[arch-general] [arch-dev-public] initscripts changes
thomas at archlinux.org
Mon Apr 7 11:45:29 EDT 2008
Arvid Ephraim Picciani schrieb:
> On Monday 07 April 2008 13:52:21 Thomas Bächler wrote:
>> If I assume a user has no idea what 'lo'
>> is, I can still give him a working system by hardcoding the 'lo'
>> interface to rc.sysinit.
> Your assumptions are worse then i thought.
I just assume as few knowledge as I can, as long as maximum control and
flexibility is assured. In this very special case, I can assume no
knowledge at all without removing any flexibility from smarter users.
There could be no better situation than this.
>> Then I look at the user under the assumption that he knows what 'lo' is:
>> he still has a working system,
> ubuntu is "working" too.
Actually, from what I hear from experienced Linux users, it's not. I
never tried myself though.
>> his flexibility has not been reduced at
>> all, he is as happy as before (in fact, he won't even notice). To go
>> further: if he really wants to configure 'lo' differently (which he
>> doesn't), he still can.
> weird. exactly the arguments ubuntu devs use.
I am insulted by that comment and expect an apology.
>> I am following KISS and trying to make things simpler, while you want
>> to keep things more complicated, because you think that's what Arch is
> ubuntu-simple and arch-simple are different.

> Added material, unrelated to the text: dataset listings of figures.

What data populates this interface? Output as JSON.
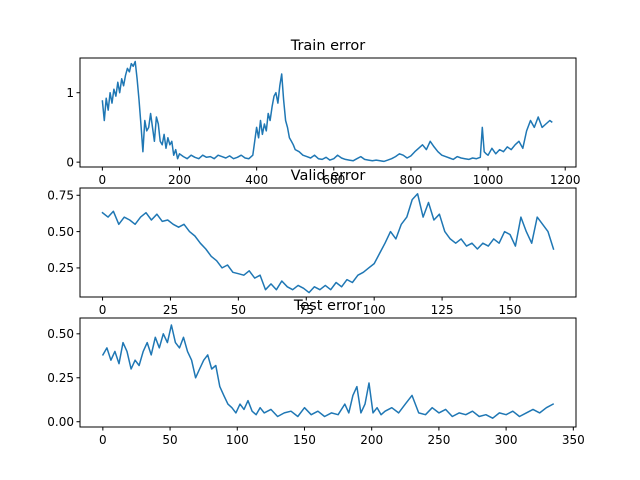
{
  "chart_data": [
    {
      "type": "line",
      "title": "Train error",
      "xlabel": "",
      "ylabel": "",
      "xlim": [
        -58,
        1228
      ],
      "ylim": [
        -0.07,
        1.5
      ],
      "xticks": [
        0,
        200,
        400,
        600,
        800,
        1000,
        1200
      ],
      "xtick_labels": [
        "0",
        "200",
        "400",
        "600",
        "800",
        "1000",
        "1200"
      ],
      "yticks": [
        0,
        1
      ],
      "ytick_labels": [
        "0",
        "1"
      ],
      "grid": false,
      "color": "#1f77b4",
      "series": [
        {
          "x": [
            0,
            5,
            10,
            15,
            20,
            25,
            30,
            35,
            40,
            45,
            50,
            55,
            60,
            65,
            70,
            75,
            80,
            85,
            90,
            95,
            100,
            105,
            110,
            115,
            120,
            125,
            130,
            135,
            140,
            145,
            150,
            155,
            160,
            165,
            170,
            175,
            180,
            185,
            190,
            195,
            200,
            210,
            220,
            230,
            240,
            250,
            260,
            270,
            280,
            290,
            300,
            310,
            320,
            330,
            340,
            350,
            360,
            370,
            380,
            390,
            395,
            400,
            405,
            410,
            415,
            420,
            425,
            430,
            435,
            440,
            445,
            450,
            455,
            460,
            465,
            470,
            475,
            480,
            485,
            490,
            495,
            500,
            510,
            520,
            530,
            540,
            550,
            560,
            570,
            580,
            590,
            600,
            610,
            620,
            630,
            640,
            650,
            660,
            670,
            680,
            690,
            700,
            710,
            720,
            730,
            740,
            750,
            760,
            770,
            780,
            790,
            800,
            810,
            820,
            830,
            840,
            850,
            860,
            870,
            880,
            890,
            900,
            910,
            920,
            930,
            940,
            950,
            960,
            970,
            980,
            985,
            990,
            995,
            1000,
            1010,
            1020,
            1030,
            1040,
            1050,
            1060,
            1070,
            1080,
            1090,
            1100,
            1110,
            1120,
            1130,
            1140,
            1150,
            1160,
            1165
          ],
          "y": [
            0.88,
            0.6,
            0.92,
            0.75,
            1.0,
            0.85,
            1.05,
            0.95,
            1.15,
            1.0,
            1.2,
            1.1,
            1.25,
            1.35,
            1.3,
            1.42,
            1.38,
            1.45,
            1.2,
            0.9,
            0.55,
            0.15,
            0.6,
            0.45,
            0.5,
            0.7,
            0.5,
            0.3,
            0.65,
            0.55,
            0.3,
            0.25,
            0.4,
            0.2,
            0.35,
            0.25,
            0.3,
            0.1,
            0.18,
            0.05,
            0.12,
            0.08,
            0.05,
            0.1,
            0.07,
            0.05,
            0.1,
            0.07,
            0.08,
            0.05,
            0.1,
            0.08,
            0.06,
            0.09,
            0.05,
            0.07,
            0.1,
            0.06,
            0.05,
            0.1,
            0.3,
            0.5,
            0.35,
            0.6,
            0.4,
            0.55,
            0.45,
            0.7,
            0.6,
            0.8,
            0.95,
            1.0,
            0.85,
            1.1,
            1.27,
            0.9,
            0.6,
            0.5,
            0.35,
            0.3,
            0.25,
            0.18,
            0.15,
            0.1,
            0.08,
            0.06,
            0.1,
            0.05,
            0.04,
            0.07,
            0.03,
            0.05,
            0.1,
            0.06,
            0.04,
            0.03,
            0.02,
            0.05,
            0.08,
            0.04,
            0.03,
            0.02,
            0.03,
            0.02,
            0.01,
            0.03,
            0.05,
            0.08,
            0.12,
            0.1,
            0.06,
            0.09,
            0.15,
            0.2,
            0.25,
            0.18,
            0.3,
            0.22,
            0.15,
            0.1,
            0.08,
            0.06,
            0.04,
            0.08,
            0.06,
            0.05,
            0.04,
            0.06,
            0.05,
            0.07,
            0.5,
            0.15,
            0.12,
            0.1,
            0.2,
            0.12,
            0.18,
            0.15,
            0.22,
            0.18,
            0.25,
            0.3,
            0.2,
            0.45,
            0.6,
            0.5,
            0.65,
            0.5,
            0.55,
            0.6,
            0.58
          ]
        }
      ]
    },
    {
      "type": "line",
      "title": "Valid error",
      "xlabel": "",
      "ylabel": "",
      "xlim": [
        -8.3,
        174.3
      ],
      "ylim": [
        0.05,
        0.8
      ],
      "xticks": [
        0,
        25,
        50,
        75,
        100,
        125,
        150
      ],
      "xtick_labels": [
        "0",
        "25",
        "50",
        "75",
        "100",
        "125",
        "150"
      ],
      "yticks": [
        0.25,
        0.5,
        0.75
      ],
      "ytick_labels": [
        "0.25",
        "0.50",
        "0.75"
      ],
      "grid": false,
      "color": "#1f77b4",
      "series": [
        {
          "x": [
            0,
            2,
            4,
            6,
            8,
            10,
            12,
            14,
            16,
            18,
            20,
            22,
            24,
            26,
            28,
            30,
            32,
            34,
            36,
            38,
            40,
            42,
            44,
            46,
            48,
            50,
            52,
            54,
            56,
            58,
            60,
            62,
            64,
            66,
            68,
            70,
            72,
            74,
            76,
            78,
            80,
            82,
            84,
            86,
            88,
            90,
            92,
            94,
            96,
            98,
            100,
            102,
            104,
            106,
            108,
            110,
            112,
            114,
            116,
            118,
            120,
            122,
            124,
            126,
            128,
            130,
            132,
            134,
            136,
            138,
            140,
            142,
            144,
            146,
            148,
            150,
            152,
            154,
            156,
            158,
            160,
            162,
            164,
            166
          ],
          "y": [
            0.63,
            0.6,
            0.64,
            0.55,
            0.6,
            0.58,
            0.55,
            0.6,
            0.63,
            0.58,
            0.62,
            0.57,
            0.58,
            0.55,
            0.53,
            0.55,
            0.5,
            0.47,
            0.42,
            0.38,
            0.33,
            0.3,
            0.25,
            0.27,
            0.22,
            0.21,
            0.2,
            0.23,
            0.18,
            0.2,
            0.1,
            0.14,
            0.1,
            0.16,
            0.12,
            0.1,
            0.13,
            0.11,
            0.08,
            0.12,
            0.1,
            0.13,
            0.1,
            0.15,
            0.12,
            0.17,
            0.15,
            0.2,
            0.22,
            0.25,
            0.28,
            0.35,
            0.42,
            0.5,
            0.45,
            0.55,
            0.6,
            0.72,
            0.76,
            0.6,
            0.7,
            0.58,
            0.62,
            0.5,
            0.45,
            0.42,
            0.45,
            0.4,
            0.42,
            0.38,
            0.42,
            0.4,
            0.45,
            0.42,
            0.5,
            0.48,
            0.4,
            0.6,
            0.5,
            0.42,
            0.6,
            0.55,
            0.5,
            0.38
          ]
        }
      ]
    },
    {
      "type": "line",
      "title": "Test error",
      "xlabel": "",
      "ylabel": "",
      "xlim": [
        -17,
        352
      ],
      "ylim": [
        -0.03,
        0.59
      ],
      "xticks": [
        0,
        50,
        100,
        150,
        200,
        250,
        300,
        350
      ],
      "xtick_labels": [
        "0",
        "50",
        "100",
        "150",
        "200",
        "250",
        "300",
        "350"
      ],
      "yticks": [
        0,
        0.25,
        0.5
      ],
      "ytick_labels": [
        "0.00",
        "0.25",
        "0.50"
      ],
      "grid": false,
      "color": "#1f77b4",
      "series": [
        {
          "x": [
            0,
            3,
            6,
            9,
            12,
            15,
            18,
            21,
            24,
            27,
            30,
            33,
            36,
            39,
            42,
            45,
            48,
            51,
            54,
            57,
            60,
            63,
            66,
            69,
            72,
            75,
            78,
            81,
            84,
            87,
            90,
            93,
            96,
            99,
            102,
            105,
            108,
            111,
            114,
            117,
            120,
            125,
            130,
            135,
            140,
            145,
            150,
            155,
            160,
            165,
            170,
            175,
            180,
            183,
            186,
            189,
            192,
            195,
            198,
            201,
            204,
            207,
            210,
            215,
            220,
            225,
            230,
            235,
            240,
            245,
            250,
            255,
            260,
            265,
            270,
            275,
            280,
            285,
            290,
            295,
            300,
            305,
            310,
            315,
            320,
            325,
            330,
            335
          ],
          "y": [
            0.38,
            0.42,
            0.35,
            0.4,
            0.33,
            0.45,
            0.4,
            0.3,
            0.35,
            0.32,
            0.4,
            0.45,
            0.38,
            0.48,
            0.42,
            0.5,
            0.45,
            0.55,
            0.45,
            0.42,
            0.48,
            0.4,
            0.35,
            0.25,
            0.3,
            0.35,
            0.38,
            0.3,
            0.32,
            0.2,
            0.15,
            0.1,
            0.08,
            0.05,
            0.1,
            0.07,
            0.12,
            0.06,
            0.04,
            0.08,
            0.05,
            0.07,
            0.03,
            0.05,
            0.06,
            0.03,
            0.08,
            0.04,
            0.06,
            0.03,
            0.05,
            0.04,
            0.1,
            0.05,
            0.15,
            0.2,
            0.05,
            0.1,
            0.22,
            0.05,
            0.08,
            0.04,
            0.06,
            0.08,
            0.05,
            0.1,
            0.15,
            0.05,
            0.04,
            0.08,
            0.05,
            0.07,
            0.03,
            0.05,
            0.04,
            0.06,
            0.03,
            0.04,
            0.02,
            0.05,
            0.04,
            0.06,
            0.03,
            0.05,
            0.07,
            0.05,
            0.08,
            0.1
          ]
        }
      ]
    }
  ]
}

Arch implements many aspects of simple:
- Simple to understand the underlying system (scripts, package
management and so on)
- Simple to modify the system (making packages is soooo easy in Arch)
- Simple to use and configure
Most people seem to forget that last point. If we can make the system
simpler to use (and thus more robust and error-proof) without adding
unnecessary complexity, then we have to do it. But instead of being
happy about it, _some_ of our user base start screaming
> ubuntu, ubuntu, ubuntu, ubuntu, ubuntu, ubuntu, ubuntu, ubuntu,
as soon as we make a change that makes life easier for them. In this
case, I am being insulted for _thinking_ about adding one line to a
script, that would make the lives of many people easier (wow, one extra
line, that certainly adds so much complexity, Arch is really becoming
Ubuntu these days).
> just not archlinux.
If you had actually read that document, you would understand my point
"'Simple' is defined from a technical standpoint, not a usability
standpoint. It is better to be technically elegant with a higher
learning curve, than to be easy to use, and technically crap."
What you don't get is that if you have to make a decision between two
equally technically elegant decisions, and one of them improves
usability, you go for usability.
What you and some other people here seem to think is that usability
automatically implies technical non-elegance.
This is absolutely not related to this topic, so I won't comment on it here.
I will say it one last time: Adding the _necesity_ to configure
something that doesn't need to be configured is crap, from a technical
and a usability point of view and thus defeats the Arch Way.